Surprise! E! Online reports:
We went from thinking Scarlett Johansson was preggers with Sean Penn’s baby just two short months ago to this week’s news that couple are already kaput.
Despite their 24-year age difference, we thought these kids could have had a shot at making it last, well at least for another few months or so, what with their shared love of Cuban food, humanitarian work, jogging and snogging in public places.
So after ScarJo had just moved into Sean’s Malibu pad, what went down to make the couple go their separate ways?
Nobody in Camps Penn or Johansson is saying, but we have a few goodies:
The first being that despite Penn’s gruff outward appearance, the guy is actually a family man/mama’s boy at heart (Mother Penn does live less than a mile away) and that some members of the fam urged him to purge the young starlet, who is just a few years older than his children.
We doubt the private Penn clan enjoyed the media frenzy and stalkerazzi that came out of the woodwork when ScarPenn united forces.

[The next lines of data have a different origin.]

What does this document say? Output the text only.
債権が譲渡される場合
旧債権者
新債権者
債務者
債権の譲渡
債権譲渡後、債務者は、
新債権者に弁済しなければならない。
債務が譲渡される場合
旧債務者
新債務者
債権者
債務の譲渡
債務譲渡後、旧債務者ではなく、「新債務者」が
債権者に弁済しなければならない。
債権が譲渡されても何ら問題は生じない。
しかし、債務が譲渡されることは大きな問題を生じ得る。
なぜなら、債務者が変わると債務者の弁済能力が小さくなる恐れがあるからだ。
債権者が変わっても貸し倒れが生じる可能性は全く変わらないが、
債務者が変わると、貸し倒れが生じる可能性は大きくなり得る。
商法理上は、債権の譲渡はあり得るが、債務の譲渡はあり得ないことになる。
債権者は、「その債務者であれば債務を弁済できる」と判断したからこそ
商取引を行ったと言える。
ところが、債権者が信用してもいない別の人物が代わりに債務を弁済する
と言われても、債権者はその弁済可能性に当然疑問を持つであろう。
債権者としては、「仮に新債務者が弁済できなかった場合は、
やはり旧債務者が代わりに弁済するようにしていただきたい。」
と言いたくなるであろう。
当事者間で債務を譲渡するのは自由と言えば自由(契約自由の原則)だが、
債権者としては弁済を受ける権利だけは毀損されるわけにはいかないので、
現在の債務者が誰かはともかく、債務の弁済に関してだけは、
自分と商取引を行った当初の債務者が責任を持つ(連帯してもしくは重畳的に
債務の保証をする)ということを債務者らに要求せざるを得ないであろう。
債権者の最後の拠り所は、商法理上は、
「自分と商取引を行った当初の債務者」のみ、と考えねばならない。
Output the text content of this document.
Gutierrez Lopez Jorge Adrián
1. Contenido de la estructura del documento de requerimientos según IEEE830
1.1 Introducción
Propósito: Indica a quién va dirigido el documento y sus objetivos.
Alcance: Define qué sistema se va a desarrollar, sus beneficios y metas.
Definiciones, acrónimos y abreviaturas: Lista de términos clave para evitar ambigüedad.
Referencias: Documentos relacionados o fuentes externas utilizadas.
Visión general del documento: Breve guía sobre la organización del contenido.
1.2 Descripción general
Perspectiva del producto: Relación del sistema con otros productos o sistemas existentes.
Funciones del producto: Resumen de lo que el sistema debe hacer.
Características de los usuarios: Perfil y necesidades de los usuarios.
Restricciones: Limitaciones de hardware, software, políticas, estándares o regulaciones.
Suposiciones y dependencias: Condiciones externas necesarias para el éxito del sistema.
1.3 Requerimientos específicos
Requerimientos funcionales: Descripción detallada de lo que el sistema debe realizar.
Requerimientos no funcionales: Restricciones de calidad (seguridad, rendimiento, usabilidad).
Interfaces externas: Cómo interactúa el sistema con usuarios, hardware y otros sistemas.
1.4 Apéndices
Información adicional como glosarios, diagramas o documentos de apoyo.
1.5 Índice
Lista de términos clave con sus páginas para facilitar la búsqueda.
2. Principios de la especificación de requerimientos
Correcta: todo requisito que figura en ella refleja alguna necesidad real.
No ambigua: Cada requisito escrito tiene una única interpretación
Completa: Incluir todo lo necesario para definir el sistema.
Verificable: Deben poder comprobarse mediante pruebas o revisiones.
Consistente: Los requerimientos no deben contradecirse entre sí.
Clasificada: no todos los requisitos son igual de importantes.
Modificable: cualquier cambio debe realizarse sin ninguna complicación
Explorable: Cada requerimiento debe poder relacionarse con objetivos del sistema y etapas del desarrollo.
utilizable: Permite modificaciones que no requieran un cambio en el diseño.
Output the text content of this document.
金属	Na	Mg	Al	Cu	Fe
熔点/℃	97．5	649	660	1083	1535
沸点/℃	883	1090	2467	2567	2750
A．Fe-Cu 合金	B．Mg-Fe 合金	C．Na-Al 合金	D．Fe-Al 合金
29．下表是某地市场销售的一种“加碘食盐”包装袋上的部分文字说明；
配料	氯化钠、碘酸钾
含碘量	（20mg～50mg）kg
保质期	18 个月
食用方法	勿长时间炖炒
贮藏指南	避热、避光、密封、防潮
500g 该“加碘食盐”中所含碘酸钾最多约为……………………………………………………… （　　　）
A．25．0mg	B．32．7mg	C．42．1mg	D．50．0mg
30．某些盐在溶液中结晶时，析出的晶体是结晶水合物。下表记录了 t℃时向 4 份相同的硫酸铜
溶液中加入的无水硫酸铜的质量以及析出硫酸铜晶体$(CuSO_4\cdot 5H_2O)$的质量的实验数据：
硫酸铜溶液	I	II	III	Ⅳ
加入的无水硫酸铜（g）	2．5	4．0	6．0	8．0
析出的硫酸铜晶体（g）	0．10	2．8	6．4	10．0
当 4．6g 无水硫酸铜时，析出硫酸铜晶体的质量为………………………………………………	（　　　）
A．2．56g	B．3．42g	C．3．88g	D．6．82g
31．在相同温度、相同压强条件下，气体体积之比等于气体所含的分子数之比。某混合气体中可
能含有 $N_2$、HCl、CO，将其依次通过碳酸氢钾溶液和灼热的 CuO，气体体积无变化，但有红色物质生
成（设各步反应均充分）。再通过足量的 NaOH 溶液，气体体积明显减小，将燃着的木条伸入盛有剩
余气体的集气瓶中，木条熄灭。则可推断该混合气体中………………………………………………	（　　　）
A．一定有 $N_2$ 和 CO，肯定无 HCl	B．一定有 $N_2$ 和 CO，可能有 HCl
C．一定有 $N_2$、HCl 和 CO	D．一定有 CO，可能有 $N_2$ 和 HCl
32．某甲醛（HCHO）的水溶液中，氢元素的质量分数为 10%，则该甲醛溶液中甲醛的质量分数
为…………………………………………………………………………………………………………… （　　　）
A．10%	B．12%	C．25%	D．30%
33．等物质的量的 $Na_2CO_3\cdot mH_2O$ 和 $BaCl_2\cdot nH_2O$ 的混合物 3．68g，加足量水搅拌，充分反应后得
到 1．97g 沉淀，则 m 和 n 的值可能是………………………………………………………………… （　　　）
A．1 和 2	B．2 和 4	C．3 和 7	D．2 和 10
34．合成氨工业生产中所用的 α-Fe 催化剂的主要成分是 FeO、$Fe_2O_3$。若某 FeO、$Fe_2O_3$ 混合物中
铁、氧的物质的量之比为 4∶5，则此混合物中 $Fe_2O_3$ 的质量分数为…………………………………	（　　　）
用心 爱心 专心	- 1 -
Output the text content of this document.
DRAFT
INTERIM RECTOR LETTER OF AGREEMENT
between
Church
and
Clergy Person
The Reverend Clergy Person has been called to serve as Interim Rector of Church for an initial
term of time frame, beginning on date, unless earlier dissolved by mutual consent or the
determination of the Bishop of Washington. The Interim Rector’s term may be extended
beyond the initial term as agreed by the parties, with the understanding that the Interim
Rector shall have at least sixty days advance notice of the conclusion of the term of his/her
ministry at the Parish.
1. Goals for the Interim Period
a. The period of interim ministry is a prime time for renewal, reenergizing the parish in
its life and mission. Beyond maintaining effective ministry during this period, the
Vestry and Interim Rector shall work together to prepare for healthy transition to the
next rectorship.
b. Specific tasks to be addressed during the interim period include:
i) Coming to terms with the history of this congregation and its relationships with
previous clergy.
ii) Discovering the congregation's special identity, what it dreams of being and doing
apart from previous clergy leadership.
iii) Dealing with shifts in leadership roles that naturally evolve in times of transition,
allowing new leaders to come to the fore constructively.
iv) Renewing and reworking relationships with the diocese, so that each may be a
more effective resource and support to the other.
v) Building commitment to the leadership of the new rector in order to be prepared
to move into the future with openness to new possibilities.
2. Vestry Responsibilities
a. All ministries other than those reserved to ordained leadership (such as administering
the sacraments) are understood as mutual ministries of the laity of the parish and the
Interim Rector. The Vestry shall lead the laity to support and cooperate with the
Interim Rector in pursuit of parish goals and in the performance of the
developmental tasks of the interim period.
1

And besides, we secretly think (and hope) that Sean still loves ex-Robin Wright, who recently called it quits with her boyfriend, so perhaps she influenced her former hubby to give the new blonde the boot?
I’m too tired to give a shit, but I have a two theories of my own: Sean Penn heard her sing, or she was pregnant and they realized what their kid was probably going to look like and aborted mission, in which case they each deserve a medal.